Cordillera Autonomy and the “Itunu Mi” Dilemma.



“Otonomi kayo nga otonomi, baka awan tun ti ituno mi”. Some few years ago, this pun has been a common banter among folks in the barrios when the issue on regional autonomy manages to surface in discussions, speeches, and even in roundpost-induced debates. While it seems like a lame attempt at humor, such satire is actually pregnant with meaning if viewed from a different stand point. The most obvious is that Cordillerans are worried about the fate of the local economy and the effects on their traditional way of life if the region will be under an autonomous government.

Since its inception in the 1987 constitution, the quest for regional autonomy for the Cordillera has failed twice in two plebiscites and until now, debates still ensue as to whether or not autonomy is truly beneficial to the different localities comprising the region. Sadly in the ongoing exchange of views, participation seems to be limited to leaders, politicians, business entities, and those who are in the upper strata of society. People in the grassroots or the ordinary Cordillerans are still left in the dark as to the true nature and prospects of this constitutional mandate.

There are lots of info graphics circulating in print and in social media campaigning for autonomy hinged upon the hope that sufficient information fed to the public will reshape their perception in favor of the measure. True enough, information is the key. The previous struggles for autonomy has been fraught with unfounded fears, baseless what if’s, and false particulars mostly fueled by ill intentions and self-interests from some sectors. The real problem now is that most of the people’s questions are being met with general statement of concepts such as “self-rule”, “self-determination”, “stronger cultural identity”, etc. By this time, we should have learned the hard lessons of the past. The idea of regional autonomy should be explained in layman’s terms to the people who will decide its fate lest we lose the chance again and perhaps we will never have another shot.
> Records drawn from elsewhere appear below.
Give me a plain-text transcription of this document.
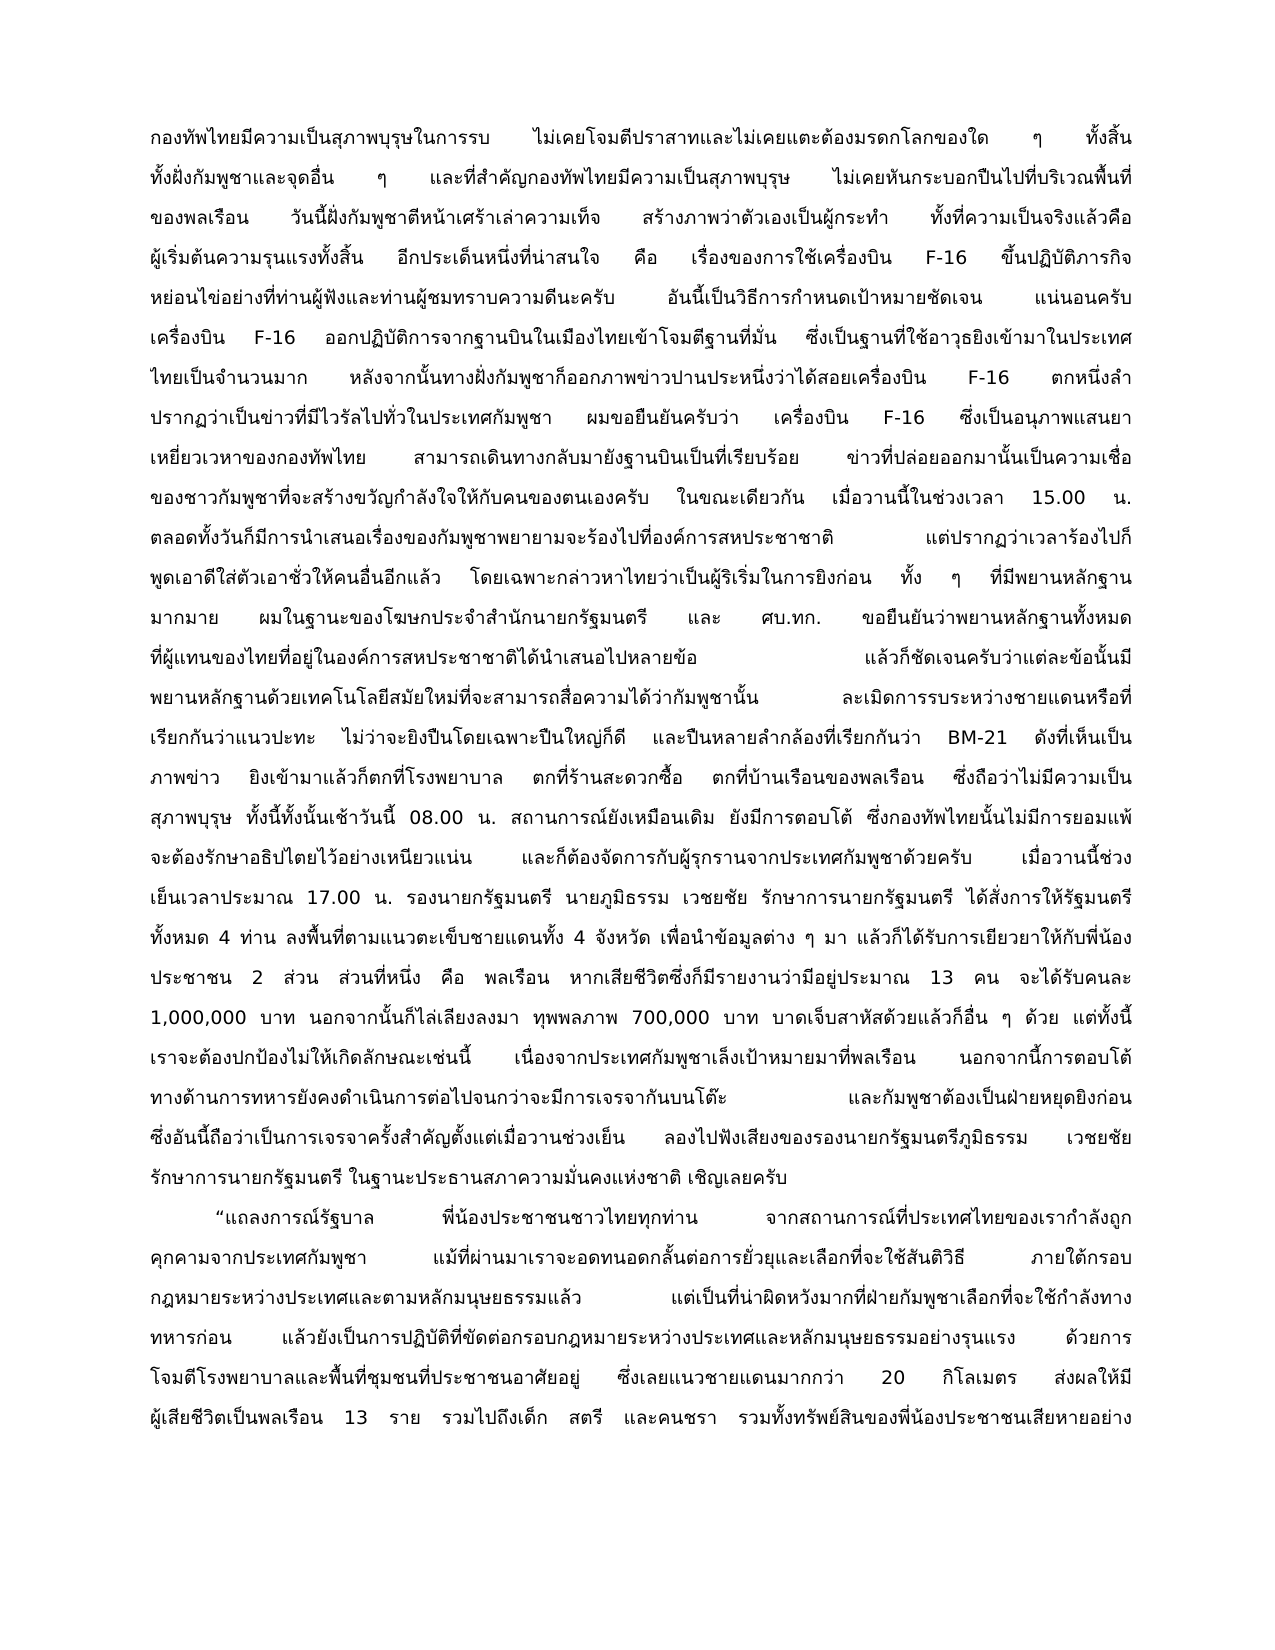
กองทัพไทยมีความเป็นสุภาพบุรุษในการรบ ไม่เคยโจมตีปราสาทและไม่เคยแตะต้องมรดกโลกของใด ๆ ทั้งสิ้น
ทั้งฝั่งกัมพูชาและจุดอื่น ๆ และที่สำคัญกองทัพไทยมีความเป็นสุภาพบุรุษ ไม่เคยหันกระบอกปืนไปที่บริเวณพื้นที่
ของพลเรือน วันนี้ฝั่งกัมพูชาตีหน้าเศร้าเล่าความเท็จ สร้างภาพว่าตัวเองเป็นผู้กระทำ ทั้งที่ความเป็นจริงแล้วคือ
ผู้เริ่มต้นความรุนแรงทั้งสิ้น อีกประเด็นหนึ่งที่น่าสนใจ คือ เรื่องของการใช้เครื่องบิน F-16 ขึ้นปฏิบัติภารกิจ
หย่อนไข่อย่างที่ท่านผู้ฟังและท่านผู้ชมทราบความดีนะครับ อันนี้เป็นวิธีการกำหนดเป้าหมายชัดเจน แน่นอนครับ
เครื่องบิน F-16 ออกปฏิบัติการจากฐานบินในเมืองไทยเข้าโจมตีฐานที่มั่น ซึ่งเป็นฐานที่ใช้อาวุธยิงเข้ามาในประเทศ
ไทยเป็นจำนวนมาก หลังจากนั้นทางฝั่งกัมพูชาก็ออกภาพข่าวปานประหนึ่งว่าได้สอยเครื่องบิน F-16 ตกหนึ่งลำ
ปรากฏว่าเป็นข่าวที่มีไวรัลไปทั่วในประเทศกัมพูชา ผมขอยืนยันครับว่า เครื่องบิน F-16 ซึ่งเป็นอนุภาพแสนยา
เหยี่ยวเวหาของกองทัพไทย สามารถเดินทางกลับมายังฐานบินเป็นที่เรียบร้อย ข่าวที่ปล่อยออกมานั้นเป็นความเชื่อ
ของชาวกัมพูชาที่จะสร้างขวัญกำลังใจให้กับคนของตนเองครับ ในขณะเดียวกัน เมื่อวานนี้ในช่วงเวลา 15.00 น.
ตลอดทั้งวันก็มีการนำเสนอเรื่องของกัมพูชาพยายามจะร้องไปที่องค์การสหประชาชาติ แต่ปรากฏว่าเวลาร้องไปก็
พูดเอาดีใส่ตัวเอาชั่วให้คนอื่นอีกแล้ว โดยเฉพาะกล่าวหาไทยว่าเป็นผู้ริเริ่มในการยิงก่อน ทั้ง ๆ ที่มีพยานหลักฐาน
มากมาย ผมในฐานะของโฆษกประจำสำนักนายกรัฐมนตรี และ ศบ.ทก. ขอยืนยันว่าพยานหลักฐานทั้งหมด
ที่ผู้แทนของไทยที่อยู่ในองค์การสหประชาชาติได้นำเสนอไปหลายข้อ แล้วก็ชัดเจนครับว่าแต่ละข้อนั้นมี
พยานหลักฐานด้วยเทคโนโลยีสมัยใหม่ที่จะสามารถสื่อความได้ว่ากัมพูชานั้น ละเมิดการรบระหว่างชายแดนหรือที่
เรียกกันว่าแนวปะทะ ไม่ว่าจะยิงปืนโดยเฉพาะปืนใหญ่ก็ดี และปืนหลายลำกล้องที่เรียกกันว่า BM-21 ดังที่เห็นเป็น
ภาพข่าว ยิงเข้ามาแล้วก็ตกที่โรงพยาบาล ตกที่ร้านสะดวกซื้อ ตกที่บ้านเรือนของพลเรือน ซึ่งถือว่าไม่มีความเป็น
สุภาพบุรุษ ทั้งนี้ทั้งนั้นเช้าวันนี้ 08.00 น. สถานการณ์ยังเหมือนเดิม ยังมีการตอบโต้ ซึ่งกองทัพไทยนั้นไม่มีการยอมแพ้
จะต้องรักษาอธิปไตยไว้อย่างเหนียวแน่น และก็ต้องจัดการกับผู้รุกรานจากประเทศกัมพูชาด้วยครับ เมื่อวานนี้ช่วง
เย็นเวลาประมาณ 17.00 น. รองนายกรัฐมนตรี นายภูมิธรรม เวชยชัย รักษาการนายกรัฐมนตรี ได้สั่งการให้รัฐมนตรี
ทั้งหมด 4 ท่าน ลงพื้นที่ตามแนวตะเข็บชายแดนทั้ง 4 จังหวัด เพื่อนำข้อมูลต่าง ๆ มา แล้วก็ได้รับการเยียวยาให้กับพี่น้อง
ประชาชน 2 ส่วน ส่วนที่หนึ่ง คือ พลเรือน หากเสียชีวิตซึ่งก็มีรายงานว่ามีอยู่ประมาณ 13 คน จะได้รับคนละ
1,000,000 บาท นอกจากนั้นก็ไล่เลียงลงมา ทุพพลภาพ 700,000 บาท บาดเจ็บสาหัสด้วยแล้วก็อื่น ๆ ด้วย แต่ทั้งนี้
เราจะต้องปกป้องไม่ให้เกิดลักษณะเช่นนี้ เนื่องจากประเทศกัมพูชาเล็งเป้าหมายมาที่พลเรือน นอกจากนี้การตอบโต้
ทางด้านการทหารยังคงดำเนินการต่อไปจนกว่าจะมีการเจรจากันบนโต๊ะ และกัมพูชาต้องเป็นฝ่ายหยุดยิงก่อน
ซึ่งอันนี้ถือว่าเป็นการเจรจาครั้งสำคัญตั้งแต่เมื่อวานช่วงเย็น ลองไปฟังเสียงของรองนายกรัฐมนตรีภูมิธรรม เวชยชัย
รักษาการนายกรัฐมนตรี ในฐานะประธานสภาความมั่นคงแห่งชาติ เชิญเลยครับ
“แถลงการณ์รัฐบาล พี่น้องประชาชนชาวไทยทุกท่าน จากสถานการณ์ที่ประเทศไทยของเรากำลังถูก
คุกคามจากประเทศกัมพูชา แม้ที่ผ่านมาเราจะอดทนอดกลั้นต่อการยั่วยุและเลือกที่จะใช้สันติวิธี ภายใต้กรอบ
กฎหมายระหว่างประเทศและตามหลักมนุษยธรรมแล้ว แต่เป็นที่น่าผิดหวังมากที่ฝ่ายกัมพูชาเลือกที่จะใช้กำลังทาง
ทหารก่อน แล้วยังเป็นการปฏิบัติที่ขัดต่อกรอบกฎหมายระหว่างประเทศและหลักมนุษยธรรมอย่างรุนแรง ด้วยการ
โจมตีโรงพยาบาลและพื้นที่ชุมชนที่ประชาชนอาศัยอยู่ ซึ่งเลยแนวชายแดนมากกว่า 20 กิโลเมตร ส่งผลให้มี
ผู้เสียชีวิตเป็นพลเรือน 13 ราย รวมไปถึงเด็ก สตรี และคนชรา รวมทั้งทรัพย์สินของพี่น้องประชาชนเสียหายอย่าง
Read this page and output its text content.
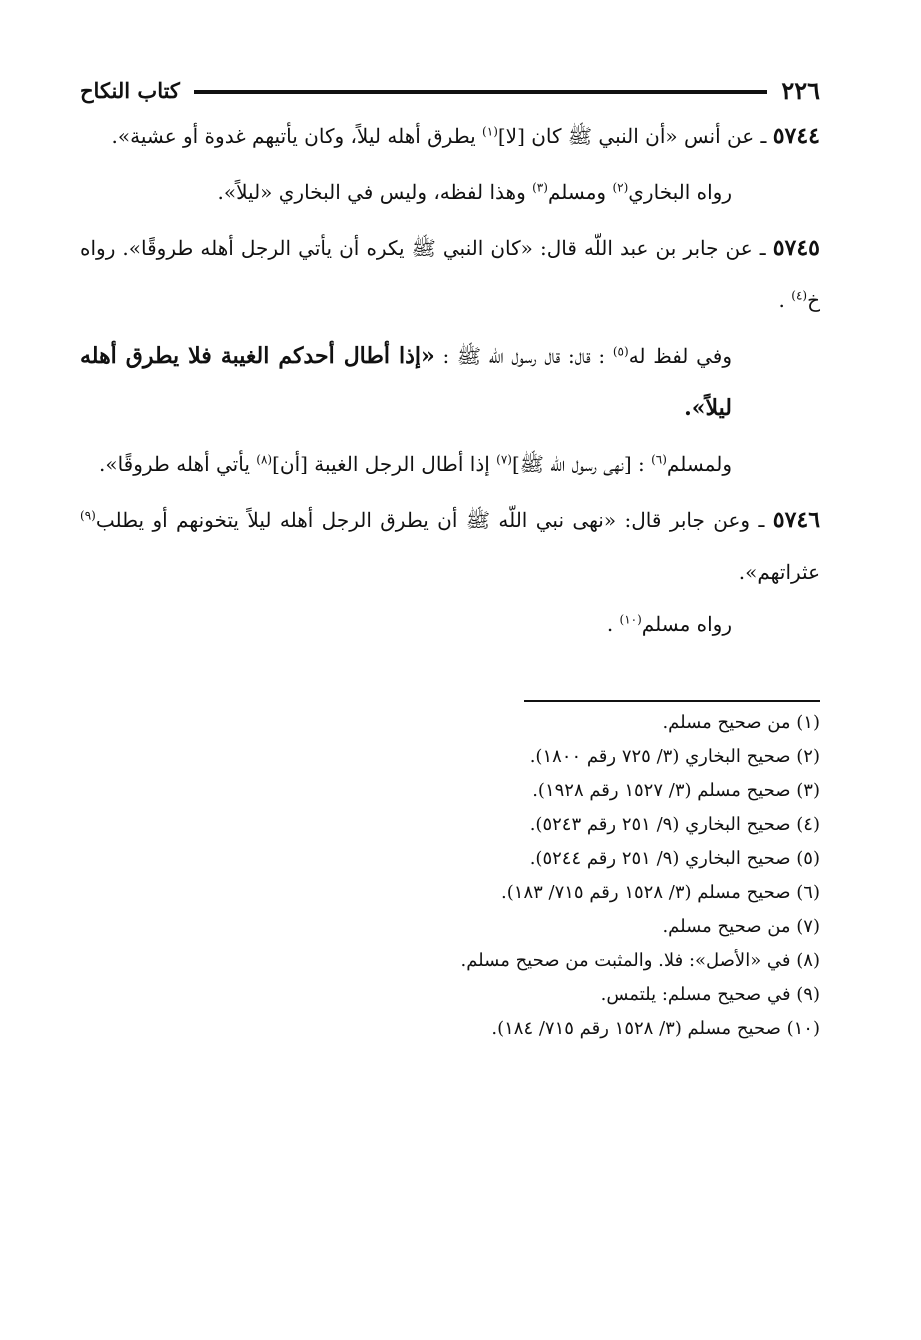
٢٢٦
كتاب النكاح

٥٧٤٤ ـ عن أنس «أن النبي ﷺ كان [لا]$^{(١)}$ يطرق أهله ليلاً، وكان يأتيهم غدوة أو عشية».

رواه البخاري$^{(٢)}$ ومسلم$^{(٣)}$ وهذا لفظه، وليس في البخاري «ليلاً».

٥٧٤٥ ـ عن جابر بن عبد اللّه قال: «كان النبي ﷺ يكره أن يأتي الرجل أهله طروقًا». رواه خ$^{(٤)}$ .

وفي لفظ له$^{(٥)}$ : قال: قال رسول اللّه ﷺ : «إذا أطال أحدكم الغيبة فلا يطرق أهله ليلاً».

ولمسلم$^{(٦)}$ : [نهى رسول اللّه ﷺ]$^{(٧)}$ إذا أطال الرجل الغيبة [أن]$^{(٨)}$ يأتي أهله طروقًا».

٥٧٤٦ ـ وعن جابر قال: «نهى نبي اللّه ﷺ أن يطرق الرجل أهله ليلاً يتخونهم أو يطلب$^{(٩)}$ عثراتهم».

رواه مسلم$^{(١٠)}$ .

(١) من صحيح مسلم.

(٢) صحيح البخاري (٣/ ٧٢٥ رقم ١٨٠٠).

(٣) صحيح مسلم (٣/ ١٥٢٧ رقم ١٩٢٨).

(٤) صحيح البخاري (٩/ ٢٥١ رقم ٥٢٤٣).

(٥) صحيح البخاري (٩/ ٢٥١ رقم ٥٢٤٤).

(٦) صحيح مسلم (٣/ ١٥٢٨ رقم ٧١٥/ ١٨٣).

(٧) من صحيح مسلم.

(٨) في «الأصل»: فلا. والمثبت من صحيح مسلم.

(٩) في صحيح مسلم: يلتمس.

(١٠) صحيح مسلم (٣/ ١٥٢٨ رقم ٧١٥/ ١٨٤).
The constitutional basis of regional autonomy is the undeniable truth that the regions of Cordillera and Mindanao have been, to a certain degree, neglected in terms of development and funding aside from the fact that they are uniquely vested with a cultural heritage that is distinct from the other parts of the country. The framers of the 1987 Constitution acknowledged the need to grant special concession to these regions for them to competently cope with the developmental pace of their counterparts while maintaining their cultural identity, ingenuity, traditions, and preferences.

For all intents and purposes, the autonomy mandate is a great opportunity for growth both in culture and economics. It offers management of affairs and resources that are tailor-fitted to the Igorot persona. Why then did the Cordillerans choose to kill it twice? In a survey conducted in 2007, it was revealed that first, a good number of people did not understand the concept of autonomy hence were undecided or hesitant to vote for it; second, many were not aware that it is a constitutional mandate; and third, many were not aware of the powers vested in the regional government. These, along with other issues such as fiscal stability, organizational structure, regional security, and the role of the national government, are the key points that need to be addressed in a manner that is easily understood and appreciated by the common folks.

With the filing of HB 5343, “An Act Establishing the Autonomous Region of the Cordillera (ARC)”, there is a desperate need to educate the people and quiet their fears before a plebiscite is set. The benefits of autonomy may be easier to convey considering the innate intelligence of the Cordillerans. What is harder to pacify is the people’s trepidation towards imaginary offshoots such as wide-spread corruption that could jeopardize the economy and deprive them of their “maituno”, job displacement as a result of reorganization, diminished funding from the national government, etc. These, of course, are mere speculations which have no factual or legislative basis.

The autonomy initiative is a gift to indigenous communities that survived centuries of colonial domination with relative economic independence, cultural integrity, and an unbreakable sense of WE as a people. Even with the passage of time, the Igorot communities still have the cultural and organizational resources to create alternatives for their own development and to assume control over their affairs based on long cherished traditions. The constitution is thus taking the lead in striking a balance between sustainable development and ethnic preservation.

Each and every one should do their part in promoting what is best for the region. We all should participate in advocating the idea that we can perform better as a people under the right circumstances. Autonomy is the best way to showcase our good political practices, excellent brand of leadership, deep environmental affection, cultural unity, and unique indigenous way of life especially in these times where our sense of pride is being continuously shaken by misinformation, ignorance, and inappropriate social labeling. The “kaigorotan” is a heritage worth fighting for and through autonomy; a better, stronger, and prouder Cordillera will be within our grasp.